Congregaciones y Órdenes
Religiosas
decadentes (Agustinas, Carmelitas, Mercedarias, Clarisas,
Dominicas, Sagrada Familia
de Urgell, etc.),
acobardadas -a igual que
sus Pastores-
ante el reto de tener que evangelizar o re-evangelizar
su propio continente, al que
acusan de haberse secularizado y ateizado; ante el pavor
de tener que ponerse las bambas para salir a buscar vocaciones en su propio entorno
social, hueso
duro de roer y difícil de convencer,
para
no tener que mancharse las sotanas y hábitos,
pretenden
prolongar
su agonía y extinción huyendo despavoridas
a zonas pobres de África (América latina o a la India)
a buscar y a captar -con engaños y falsas
promesas- materia
fresca, joven y prima, así como mano de obra barata o gratuita,
incurriendo en una vergonzosa y
nada evangélica “trata de vocaciones”, auténtica trata de personas;
personas (incluso menores de edad)
a las que mantienen cautivas en el temor, chantajeadas
en la pobreza y ancladas
en la suma
ignorancia.
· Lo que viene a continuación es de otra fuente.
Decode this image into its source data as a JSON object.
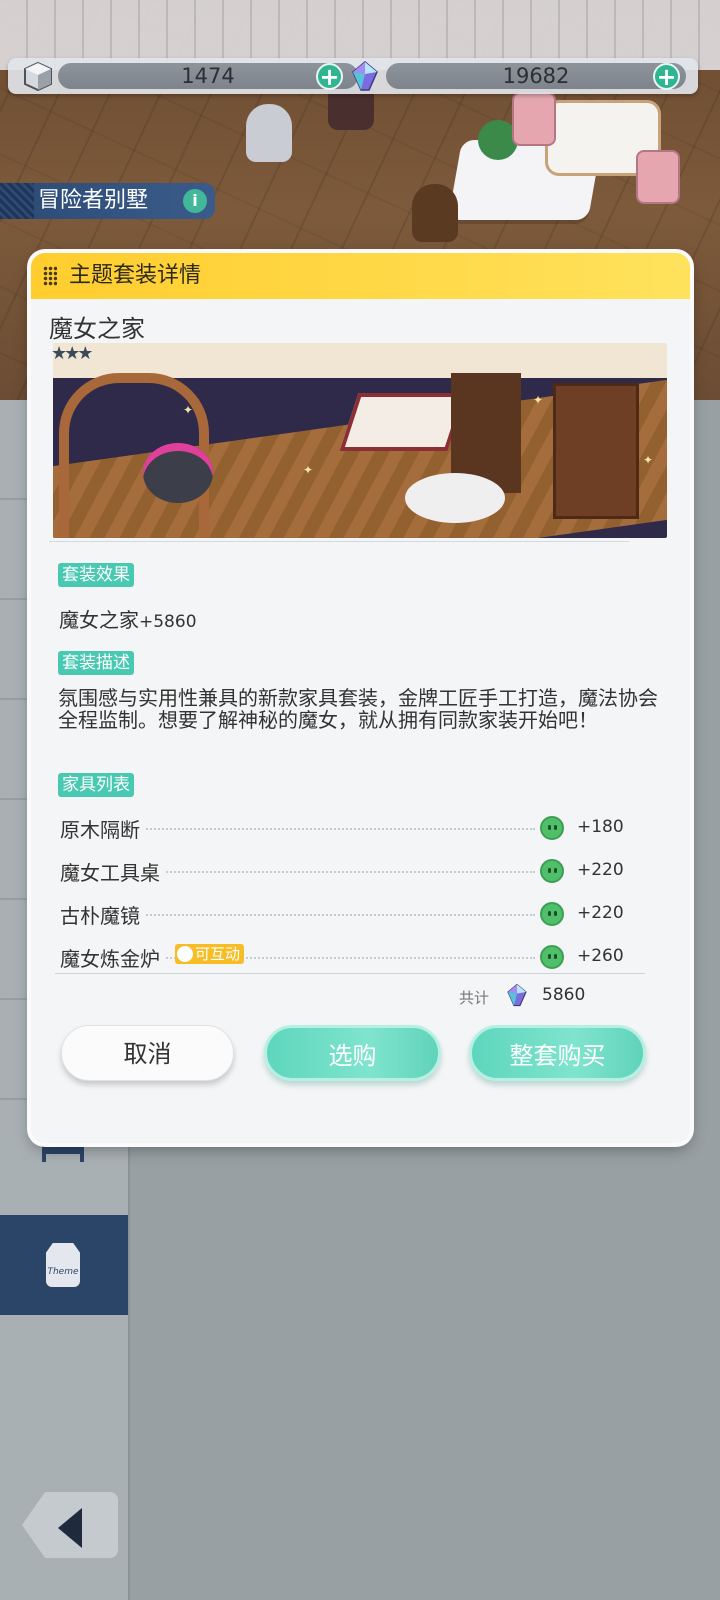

Al fin y al
cabo, para subir al cielo -se les dice- sólo se necesita
"una poquita de gracia" y una escoba. Esta práctica, con
tintes mafiosos, debe prohibirse. Estamos totalmente en
contra de que África sea el mercado abastecedor de los conventos
europeos. Como lo fue de las plantaciones de los
piadosos esclavistas cristianos. Y
mucho más conociendo cómo en algunos de esos conventos se
intenta repetir la crueldad y racismo religioso sin límite que
hizo forzosamente "santos" a Sor Chikaba,
a Martín de
Porres o a Pierre Toussaint, auténticos antimodelos para
los africanos, y que fueron esclavizados más allá del
sufrimiento por sus
propios correligionarios de congregación en el nombre
del Padre, del Hijo y del Espíritu Santo. Y los "Pastores",
ayer como hoy, sin enterarse o bien
enterados. Su pastoreo se realiza únicamente desde los
despachos y entre papeles y sin renunciar jamás al poder,
honor y gloria mundanos.
Nadie se
ha preguntado cuándo cualquier Beatísimo
Padre, tan aficionados a los "triregnos",
sillas gestatorias, los honores (militares)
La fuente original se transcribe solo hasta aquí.